I think it should be (n^2-n)/2 strong links.

Yes, you are correct. I'm using zero based arrays, and was using the upper bound (which is actually n-1) when I did the calculation. In any event, the number of strong links is roughly proportional to n^2. And the total number of weak links appears to be roughly proportional to the square of the number of strong links. As a result, my solver is now returning hundreds of thousands of AICs which give eliminations, unless I put a limit on the number.

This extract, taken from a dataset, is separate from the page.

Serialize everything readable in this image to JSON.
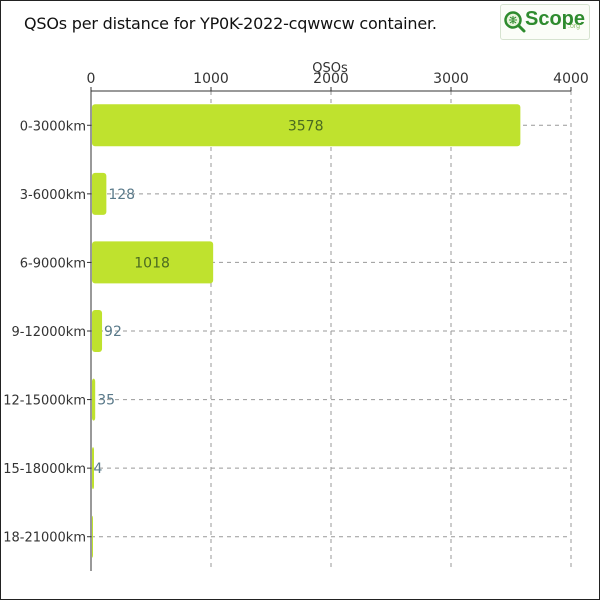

For example, Leren's Puzzle 71:
000193700050080004070500000500070800286000300400000569300269000020030006000005008
After basics, produces these statistics:

BiLocal links: 54
BiValue links: 24
UR links: 0
Group X Links: 51
ALS links: 5125 (previously about 70..100)
Total Weak Links: 134267 (previously about 800..1600)

522305 Total AICs
82952 duplicate AICs
435529 unique AICs but with duplicate eliminations
3824 AICs with unique eliminations

Fortunately, because of the cleanup that I've done to the program code, the AIC solver hasn't slowed down as much as I'd feared. It took about 2 minutes to find the 522305 AIC's in the example puzzle, and I think I can still do a lot more optimization on the code.

[yzfwsf]

For example, Leren's Puzzle 71:
000193700050080004070500000500070800286000300400000569300269000020030006000005008
After basics, produces these statistics:

BiLocal links: 54
BiValue links: 24
UR links: 0
Group X Links: 51
ALS links: 5125 (previously about 70..100)
Total Weak Links: 134267 (previously about 800..1600)

522305 Total AICs
82952 duplicate AICs
435529 unique AICs but with duplicate eliminations
3824 AICs with unique eliminations

I used 2 kinds of filters, all ALS consisting of bi-value cells are ignored, and a ALS containing locked subset is ignored.

[StrmCkr]

Are you deleting duplicate als nodes?

My filter only allows unique setups to be processed
When it builds als tables.
Like a pair in the same box on a row won't save as
Box & row, instead it only saves one of them.
Same thing with triples.

522305 chains???

Mine isnt even come close to that number.

Gonna have to check my builder to see if it's generating the
left and right or if it's just doing 1 side.
{ checked its, 1 direction only}

[yzfwsf]

Are you deleting duplicate als nodes?

I use hashmap to map nodes to IDs. So there will be no duplicate nodes.Use the adjacency list to establish a direct strong and weak relationship between these IDs. If this relationship has been established between two IDs, it will not be established repeatedly.

[RSW]

I used 2 kinds of filters, all ALS consisting of bi-value cells are ignored, and a ALS containing locked subset is ignored.

My AIC generator used to check for bivalue cells, but I may have accidentally removed that filter. I'll have to check. As for ALSs containing locked sets, I'll need to think about the logic. I can envision one situation where that might prevent a useful ALS from being created. But perhaps it's not possible in practice. I'll have to research this further.

Are you deleting duplicate als nodes?

My filter only allows unique setups to be processed
When it builds als tables.
Like a pair in the same box on a row won't save as
Box & row, instead it only saves one of them.
Same thing with triples.

Because of the way that my program generates the ALS cell combinations, duplicate nodes can never occur. However, it sometimes deliberately creates two different strong links for the same ALS. This happens in the case where a node's cells occupy both a single box and a single row or column. In this case it creates a strong link using a box restricted node and a second strong link using a row/column restricted node. I do this for two reasons:
1. The house restriction is stored as part of the strong link, and the data structure currently has only has a single variable for this.
2. This allows for faster processing later when generating the weak link array.

Since there are always far fewer strong links than weak links, it's more efficient to do as much processing as possible at the strong link stage. This saves having to do repeated processing when generating the weak links.